For beginners, rigging a windsurf sail and preparing the board as best as possible, evaluating the result obtained, is an operation full of unknowns. We receive many requests in this regard in the Waterwind forum. Since an important part of our fun depends on the sailing and board performance in the water, we thought it could be useful to publish this article to help "young" windsurfers.
Windsurfing: getting your board and sail ready
Here we are. After you've chosen (thanks also to our beginner's guide to equipment choice), rented or purchased the equipment to get started, it's time to take action ... more or less!
Yes, because if we went to a specialized windsurfing center like those on Lake Garda, Maui, Jeri, Southern France or Sardinia, the board and the rig are ready to be put in the water, otherwise we will have to prepare everything for our first adventure.
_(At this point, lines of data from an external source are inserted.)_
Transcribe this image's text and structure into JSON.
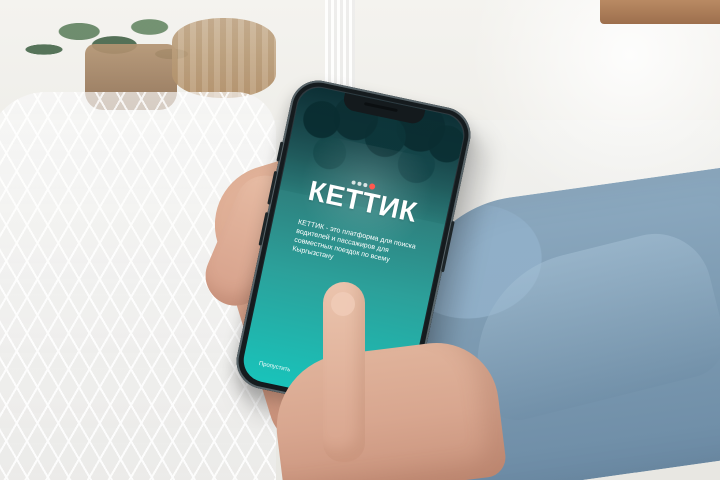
{
  "app": {
    "logo": "КЕТТИК",
    "description": "КЕТТИК - это платформа для поиска водителей и пассажиров для совместных поездок по всему Кыргызстану",
    "skip_label": "Пропустить"
  },
  "colors": {
    "screen_top": "#315a61",
    "screen_middle": "#2e7d7b",
    "screen_bottom": "#19c3ba",
    "logo_text": "#ffffff",
    "logo_accent": "#ff584f"
  },
  "icons": {
    "logo_mark": "logo-dot-mark"
  }
}
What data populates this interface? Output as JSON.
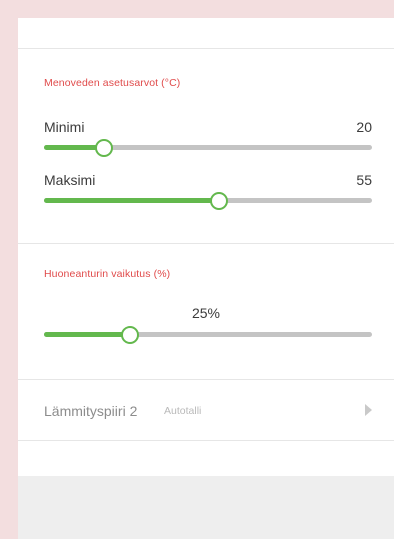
{
  "supply_setpoints": {
    "title": "Menoveden asetusarvot (°C)",
    "minimum": {
      "label": "Minimi",
      "value": "20",
      "level": 0.18
    },
    "maximum": {
      "label": "Maksimi",
      "value": "55",
      "level": 0.53
    }
  },
  "room_sensor": {
    "title": "Huoneanturin vaikutus (%)",
    "value": "25%",
    "level": 0.26
  },
  "circuit_row": {
    "name": "Lämmityspiiri 2",
    "sub": "Autotalli",
    "chevron_icon": "chevron-right-icon"
  },
  "colors": {
    "accent": "#63b84d",
    "section_title": "#e04b4b",
    "track": "#c4c4c4"
  }
}
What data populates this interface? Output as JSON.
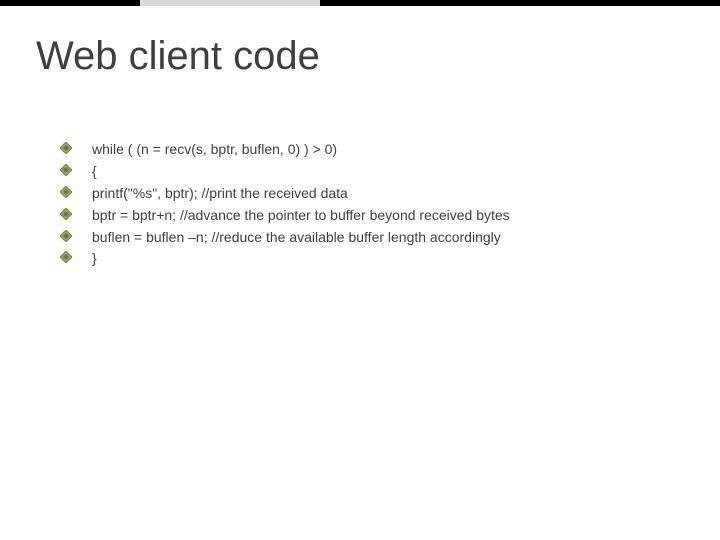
{
  "title": "Web client code",
  "lines": [
    "while ( (n = recv(s, bptr, buflen, 0) ) > 0)",
    "{",
    "printf(\"%s\", bptr);  //print the received data",
    "bptr = bptr+n;  //advance the pointer to buffer beyond received bytes",
    "buflen = buflen –n;  //reduce the available buffer length accordingly",
    "}"
  ],
  "colors": {
    "title": "#3f3f3f",
    "text": "#3f3f3f",
    "bullet_fill": "#9aa36b",
    "bullet_stroke": "#6b7a3a"
  }
}
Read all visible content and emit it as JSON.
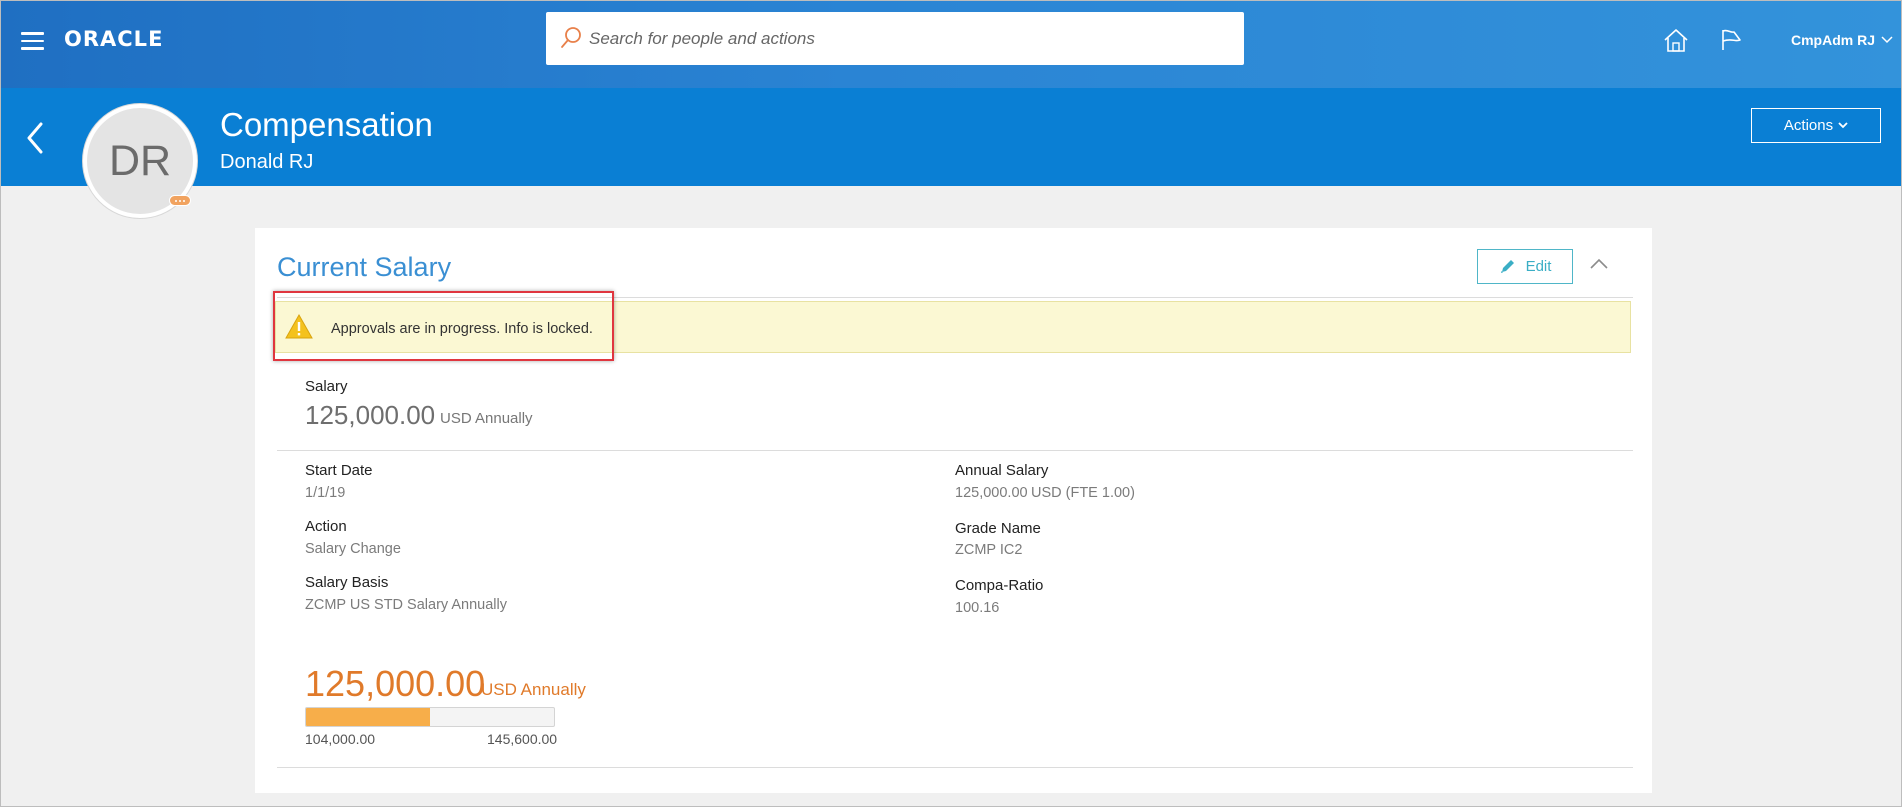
{
  "topbar": {
    "menu_icon": "hamburger-icon",
    "logo": "ORACLE",
    "search_placeholder": "Search for people and actions",
    "search_icon": "search-icon",
    "home_icon": "home-icon",
    "navigator_icon": "navigator-flag-icon",
    "user_name": "CmpAdm RJ"
  },
  "header": {
    "title": "Compensation",
    "subtitle": "Donald RJ",
    "avatar_initials": "DR",
    "actions_label": "Actions",
    "back_icon": "chevron-left-icon"
  },
  "card": {
    "title": "Current Salary",
    "edit_label": "Edit",
    "edit_icon": "pencil-icon",
    "collapse_icon": "chevron-up-icon",
    "banner": {
      "icon": "warning-icon",
      "message": "Approvals are in progress. Info is locked."
    },
    "salary": {
      "label": "Salary",
      "amount": "125,000.00",
      "currency": "USD",
      "frequency": "Annually"
    },
    "left_fields": [
      {
        "label": "Start Date",
        "value": "1/1/19"
      },
      {
        "label": "Action",
        "value": "Salary Change"
      },
      {
        "label": "Salary Basis",
        "value": "ZCMP US STD Salary Annually"
      }
    ],
    "right_fields": [
      {
        "label": "Annual Salary",
        "value": "125,000.00",
        "value_extra": "USD (FTE 1.00)"
      },
      {
        "label": "Grade Name",
        "value": "ZCMP IC2"
      },
      {
        "label": "Compa-Ratio",
        "value": "100.16"
      }
    ],
    "range": {
      "amount": "125,000.00",
      "unit": "USD Annually",
      "min": "104,000.00",
      "max": "145,600.00",
      "fill_fraction": 0.5
    }
  },
  "colors": {
    "topbar": "#2a84d4",
    "header": "#0a7fd4",
    "accent_title": "#3a8fd3",
    "range_orange": "#e07a2a",
    "range_fill": "#f7ae4a",
    "highlight": "#e0363f"
  }
}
Let's see then this second case.
We will have: the bag in which the sail is kept, two fiberglass (uncommon nowadays) or carbon masts, better the two mast sections, a more or less elliptical tube, that is the boom, a base with pulleys, now always equipped with a extension tube, the mast foot, now always with a flexible joint to be screwed to the board, in the track rail.
The "piece of pipe" mentioned above, in aluminum (or carbon), is simply the "extension", and must be placed between the mast foot and the mast, and serves to lengthen the mast just enough for the sail we own. However, if the sail has a vario-top, that is a kind of plastic cap at the top to be adjusted with a ribbon, and the mast is just longer than the sail mast sleeve, the extension could not be needed, and the base could be enough (this usually happens on school sails and on small sizes of wave sails). However, it is not sure that with this solution, the best result in terms of sail performance can be obtained. The longer mast could be stiffer than that recommended one for the sail, which, therefore, could result in a more "nervous" behaviour in the water, with more sudden accelerations induced to the board.
As for the board, we will have: the board, the retractable centerboard or daggerboard (in the beginner boards), the fin attached under the tail, and the mast base, very often, by now, in modern equipment, integrated with the flexible joint (the whole stuff is called mast foot); it is a component that will be screwed into the track of the board, and connected only at the last moment to the rig.
Practical advice: regardless of the presentation that follows, it will be better to prepare and take the board to the beach first, complete with fin and mast foot, and the rig only later, especially in the presence of medium or strong wind, and in places where the sail, if left alone, could fly away.